According to correspondence between Mr. Schweizer and James's father and mother, Walter and Dollie Robb, Mr. Schweizer and a few other surviving friends unearthed the canister after they were liberated and turned it over to Army Intelligence before leaving Manila. According to correspondence found with the manuscript, Walter, after much effort, was eventually able to obtain a retyped copy of the original, with parts deleted, from the Army. Upon the deaths of James's parents, the manuscript apparently fell into the hands of James's brother and sister. Later, James's great grandson, Ryan Pence, found that the document had been for many years in the archives of the University of Dundee in Scotland. It is believed that a cousin of had attended this university and gave the manuscript to one of their professors. The family was able to obtain the manscript prior to donating it to the Stanford University Archives.
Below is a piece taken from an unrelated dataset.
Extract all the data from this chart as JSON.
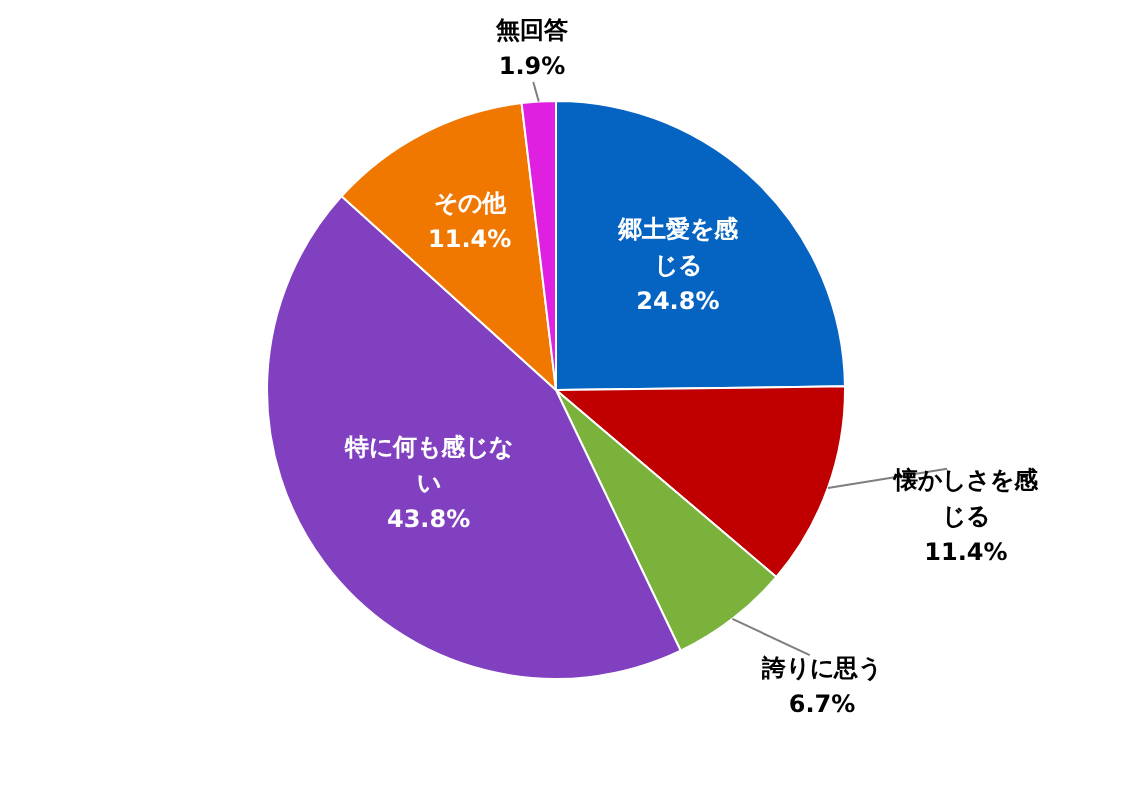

James wrote the manuscript as an unidentifiable observer, careful not to include any personal details that would have enabled the Japanese to trace authorship, in case of discovery. As a lawyer, he described the numerous violations of the Geneva Convention rules regarding treatment of war prisoners, naming names. It is believed that he had access to an office and perhaps worked in some capacity in one. He appeared to have had unfettered access to records of all kinds: food, medicine, supplies and reports of every description. He draws vivid and detailed portraits ofthe Americans that indicate not only his close relationship with some of these men, but his sincere interest in the lives and backgrounds of those with whom he shared such an unhappy and miserable circumstance. He describes how they tried to maintain their morale - and here he allows a rare, personal interject - describing "Bilibid College," which he was instrumental in organizing, with its many courses on different subjects (including Constitutional Law, which he taught).
James M. Robb earned his A.B. in political science at Stanford in 1931 and his law degree in 1934. He worked for three years with the Oakland Title Company before returning to Manila in 1937, where he joined the law firm of DeWitt, Perkins and Ponce Enrile. When World War II broke out, he enlisted in the U.S. Army and was a first lieutenant in the Quartermaster Department during the siege of Bataan. He survived the Bataan death march and several POW camps in the Philippines, but died at sea in January 1945 while being transported with other POWs to Japan. James was married twice and had two daughters by his first wife, Audrey Giacomini Robb.
The James M. Robb collection includes typescripts of James M. Robb's manuscript "Carry On" written while he was a patient at the Bilibid prison-hospital in the Philippines during World War II; correspondence from his parents' efforts to locate the manuscript, 1946-48; reports and documents pertaining to Japanese treatment of Philippine prisoners of war, especially the "Hell Ships" that transported POWs to Japan; resources collected by his sister Marion Robb about the history of POWs in the Philippines with related correspondence, 1980-98; and additional family materials from his daughters Jannis Robb Garred and Allison Robb Marks, including a letter (photocopied) from James M. Robb to his wife, 1938.